La professoressa Storch ha anche fornito alcune raccomandazioni di carattere generale in tema di gestione. Si tratta di evitare soprattutto il disturbo durante il periodo della cova e dell'allevamento dei pulli, perché i pulcini di gallo cedrone sono molto vulnerabili. In particolare, fra gli aspetti concreti, ha suggerito di non prevedere utilizzazioni forestali in tali periodi e di attuare misure di contenimento di altre forme di disturbo antropico.
L'ultima relazione presentata dal biologo Albin Zeitler ha affrontato il tema della compatibilità della conservazione del gallo cedrone con le attività antropiche, con particolare riferimento alla pratica dello sci e dello sci alpinismo, portando esperienze provenienti dalle Alpi tedesche dove si sta lavorando per l'istituzione di aree di rispetto per i tetraonidi, nelle quali limitare in modo sostanziale il disturbo antropico nei confronti di queste specie.
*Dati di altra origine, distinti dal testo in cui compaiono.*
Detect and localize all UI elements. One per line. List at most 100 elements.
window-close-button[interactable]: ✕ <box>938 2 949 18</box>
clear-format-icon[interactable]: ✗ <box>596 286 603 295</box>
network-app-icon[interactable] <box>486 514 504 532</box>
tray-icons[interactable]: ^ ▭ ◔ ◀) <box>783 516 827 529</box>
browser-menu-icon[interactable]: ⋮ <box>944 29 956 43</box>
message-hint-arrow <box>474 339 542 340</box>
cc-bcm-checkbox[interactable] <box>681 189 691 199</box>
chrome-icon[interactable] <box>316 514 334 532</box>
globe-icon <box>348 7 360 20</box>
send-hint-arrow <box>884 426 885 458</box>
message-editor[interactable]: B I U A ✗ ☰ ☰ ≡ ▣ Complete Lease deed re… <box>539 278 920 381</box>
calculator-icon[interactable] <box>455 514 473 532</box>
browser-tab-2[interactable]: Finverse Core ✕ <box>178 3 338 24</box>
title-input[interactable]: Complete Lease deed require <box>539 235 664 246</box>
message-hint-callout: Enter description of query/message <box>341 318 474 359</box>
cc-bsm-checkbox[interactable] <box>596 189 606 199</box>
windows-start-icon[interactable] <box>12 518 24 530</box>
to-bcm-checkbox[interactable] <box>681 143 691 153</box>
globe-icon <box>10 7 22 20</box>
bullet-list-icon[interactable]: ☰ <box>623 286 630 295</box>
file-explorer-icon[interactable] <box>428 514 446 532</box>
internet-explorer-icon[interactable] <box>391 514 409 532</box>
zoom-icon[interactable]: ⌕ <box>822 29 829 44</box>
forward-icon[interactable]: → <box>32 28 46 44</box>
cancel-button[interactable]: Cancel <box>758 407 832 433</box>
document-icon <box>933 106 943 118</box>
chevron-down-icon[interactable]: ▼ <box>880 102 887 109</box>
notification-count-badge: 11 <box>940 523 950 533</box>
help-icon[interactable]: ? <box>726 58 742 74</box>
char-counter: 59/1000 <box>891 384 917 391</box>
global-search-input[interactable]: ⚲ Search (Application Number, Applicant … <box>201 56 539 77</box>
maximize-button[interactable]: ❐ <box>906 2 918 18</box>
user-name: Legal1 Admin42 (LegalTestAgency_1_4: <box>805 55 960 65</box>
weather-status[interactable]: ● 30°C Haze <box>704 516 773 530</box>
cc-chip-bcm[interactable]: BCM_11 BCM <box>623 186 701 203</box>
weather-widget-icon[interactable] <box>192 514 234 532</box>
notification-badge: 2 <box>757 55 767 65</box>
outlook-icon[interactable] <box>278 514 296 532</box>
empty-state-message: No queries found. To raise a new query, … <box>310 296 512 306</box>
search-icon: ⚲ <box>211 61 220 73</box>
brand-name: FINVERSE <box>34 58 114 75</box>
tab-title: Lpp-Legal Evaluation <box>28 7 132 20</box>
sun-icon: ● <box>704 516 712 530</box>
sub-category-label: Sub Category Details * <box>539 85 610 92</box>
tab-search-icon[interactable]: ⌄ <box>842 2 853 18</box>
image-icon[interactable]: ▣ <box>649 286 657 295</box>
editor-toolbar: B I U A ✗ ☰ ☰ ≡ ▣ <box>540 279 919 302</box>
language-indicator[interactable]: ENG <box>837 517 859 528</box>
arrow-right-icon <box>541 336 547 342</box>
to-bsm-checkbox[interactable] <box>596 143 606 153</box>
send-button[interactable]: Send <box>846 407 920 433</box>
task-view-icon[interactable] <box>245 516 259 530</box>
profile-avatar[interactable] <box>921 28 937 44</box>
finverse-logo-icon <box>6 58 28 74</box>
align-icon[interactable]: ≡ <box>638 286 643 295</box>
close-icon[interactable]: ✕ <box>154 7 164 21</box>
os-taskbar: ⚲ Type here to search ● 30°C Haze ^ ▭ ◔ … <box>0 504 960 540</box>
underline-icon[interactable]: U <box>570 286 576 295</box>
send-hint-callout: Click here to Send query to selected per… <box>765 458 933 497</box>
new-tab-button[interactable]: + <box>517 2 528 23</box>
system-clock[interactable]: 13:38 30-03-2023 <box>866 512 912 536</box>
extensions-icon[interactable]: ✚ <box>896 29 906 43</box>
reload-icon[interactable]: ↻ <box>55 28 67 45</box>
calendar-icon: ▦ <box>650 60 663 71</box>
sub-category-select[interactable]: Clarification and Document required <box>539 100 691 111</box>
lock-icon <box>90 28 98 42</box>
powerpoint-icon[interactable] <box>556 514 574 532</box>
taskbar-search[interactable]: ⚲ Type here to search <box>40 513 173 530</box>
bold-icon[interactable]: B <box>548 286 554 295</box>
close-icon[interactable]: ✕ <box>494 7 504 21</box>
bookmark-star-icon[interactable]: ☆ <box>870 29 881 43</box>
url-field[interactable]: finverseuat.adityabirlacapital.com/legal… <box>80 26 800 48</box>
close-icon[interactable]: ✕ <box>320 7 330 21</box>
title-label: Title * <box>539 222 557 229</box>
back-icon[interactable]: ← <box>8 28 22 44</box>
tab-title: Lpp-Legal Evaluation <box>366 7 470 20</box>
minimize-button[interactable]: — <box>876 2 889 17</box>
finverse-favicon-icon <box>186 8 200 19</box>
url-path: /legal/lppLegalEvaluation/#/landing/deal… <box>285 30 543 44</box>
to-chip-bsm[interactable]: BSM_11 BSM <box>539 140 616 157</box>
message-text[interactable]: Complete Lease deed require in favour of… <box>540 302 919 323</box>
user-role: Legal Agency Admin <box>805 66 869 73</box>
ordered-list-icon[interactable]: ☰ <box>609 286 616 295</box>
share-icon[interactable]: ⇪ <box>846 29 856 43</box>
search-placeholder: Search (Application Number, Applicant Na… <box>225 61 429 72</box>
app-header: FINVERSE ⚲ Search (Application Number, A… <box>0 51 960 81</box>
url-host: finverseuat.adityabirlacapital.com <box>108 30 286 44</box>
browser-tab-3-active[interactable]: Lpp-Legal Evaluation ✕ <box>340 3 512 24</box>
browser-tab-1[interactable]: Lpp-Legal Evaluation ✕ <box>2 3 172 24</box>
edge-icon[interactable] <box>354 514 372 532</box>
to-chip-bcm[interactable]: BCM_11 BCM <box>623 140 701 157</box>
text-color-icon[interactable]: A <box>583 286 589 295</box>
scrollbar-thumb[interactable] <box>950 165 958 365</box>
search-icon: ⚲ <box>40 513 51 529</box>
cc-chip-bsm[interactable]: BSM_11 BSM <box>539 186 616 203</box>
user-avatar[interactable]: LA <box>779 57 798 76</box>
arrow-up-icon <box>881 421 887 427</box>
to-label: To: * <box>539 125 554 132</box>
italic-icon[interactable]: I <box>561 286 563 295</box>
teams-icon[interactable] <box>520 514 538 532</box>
A conclusione del convegno è nata una interessante e partecipata discussione che si è incentrata soprattutto sulla opportunità di proseguire lo studio e le attività di cattura, in modo tale da sfruttare al massimo gli sforzi condotti sino ad ora ed acquisire il maggior numero di informazioni su una specie che, nel prossimo futuro, difficilmente potrà essere oggetto di analoghe ricerche sull'arco alpino.